SURAT KABAR, CIMAHI – SDN Cibabat Mandiri 2, Kecamatan Cimahi Utara, menjadikan pengenalan permainan tradisional sebagai bagian dari pembelajaran rutin untuk menanamkan rasa cinta budaya di tengah maraknya penggunaan gadget di kalangan siswa. 

Kegiatan ini dilakukan setiap Jumat melalui intrakurikuler pramuka, di mana anak-anak diajak memainkan beragam permainan warisan Sunda seperti egrang, bakiak, dagongan, hingga gatrik.

Suasana ceria mengisi halaman sekolah pada Jumat pagi (15/8). Sejumlah siswa tampak berlari kecil menjaga keseimbangan di atas egrang bambu. 

Ada yang melangkah jauh, ada yang terjatuh lalu bangkit kembali. Muhammad Azis Nurhakim (11), siswa kelas VI, menjadi salah satu yang paling antusias.

“Seru. Bisa seneng-seneng, kaya kerja kelompok. Dari kecil sudah tahu permainan Sunda. Favorit saya jajangkungan, awi tapi jangkung kaya enggrang. Naik terus kaya lari, kaya egrang. Semuanya senang,” ujarnya sambil mengatur napas.

Azis mengaku, permainan tradisional sudah menjadi bagian dari kesehariannya. 

“Jarang main HP. Main tradisional. Paling buat komunikasi aja. Gurunya lucu-lucu, senang permainan Sunda,” tambahnya.

Sedangkan menurut Taufiq Ridwan, guru Pendidikan Jasmani, Olahraga, dan Kesehatan (PJOK), mengajak anak-anak bermain permainan tradisional di era digital bukan hal mudah. 

“Kalau sekarang kan anak-anak mainnya ke gadget, ke platform, jadi tidak main yang bergerak. Jadi agak susah untuk menerangkan ke anak. Tapi setelah kami terangkan dari awal sampai akhir, Alhamdulillah anak-anak senang dan mau mencoba permainan tradisional,” tuturnya.

Proses pengenalan dilakukan bertahap. Guru memperlihatkan peralatan, memberikan contoh, kemudian mengajak siswa mempraktikkan. 

“Sebelum bermain, kami menerangkan dulu alat-alatnya. Lalu guru mencoba terlebih dahulu sebagai contoh, kemudian anak-anak mulai mencoba,” kata Taufiq.

Permainan egrang menjadi tantangan tersendiri. 

“Guru pun hampir tidak ada yang bisa, namun saya bisa. Tapi untuk lari saya agak takut karena posisinya bukan di tanah. Egrang sebaiknya di tanah supaya cengkeramannya kuat,” ujarnya.

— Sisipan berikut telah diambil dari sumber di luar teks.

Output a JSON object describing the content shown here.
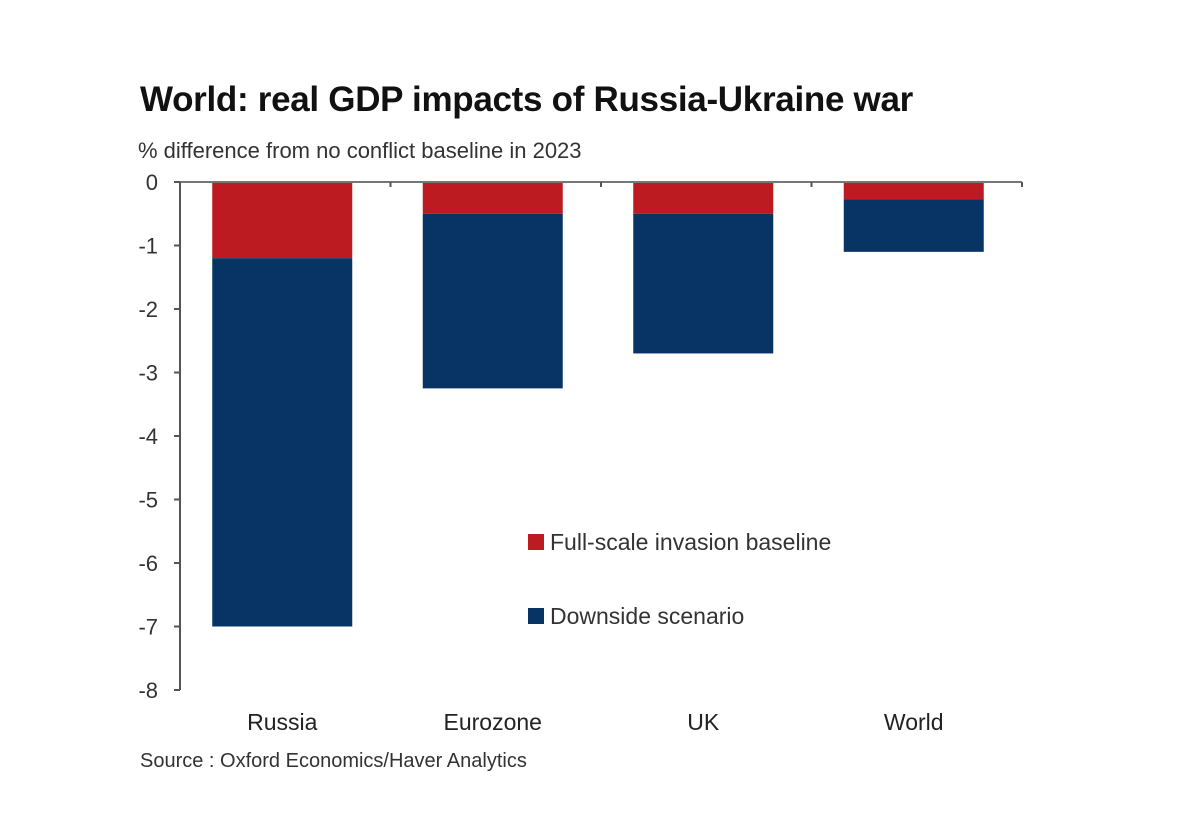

Tantangan lain ada pada langkah awal. Menurutnya, anak-anak biasanya pertama sulit, kedua pasti luka di kaki karena harus melepas sepatu. 

"Jadi sebelum ke anak, guru-guru yang bisa akan mencoba dulu. Setelah ada guru yang berhasil berjalan, anak-anak pun termotivasi untuk mencoba,” jelasnya.

Taufiq menambahkan, siswa kelas kecil biasanya lebih berani. 

“Yang paling antusias itu kelas 1, 2, dan 3. Kelas 4, 5, dan 6 sudah mulai malu. Kelas kecil kalau jatuh, bangun lagi, sedangkan yang besar agak segan,” katanya.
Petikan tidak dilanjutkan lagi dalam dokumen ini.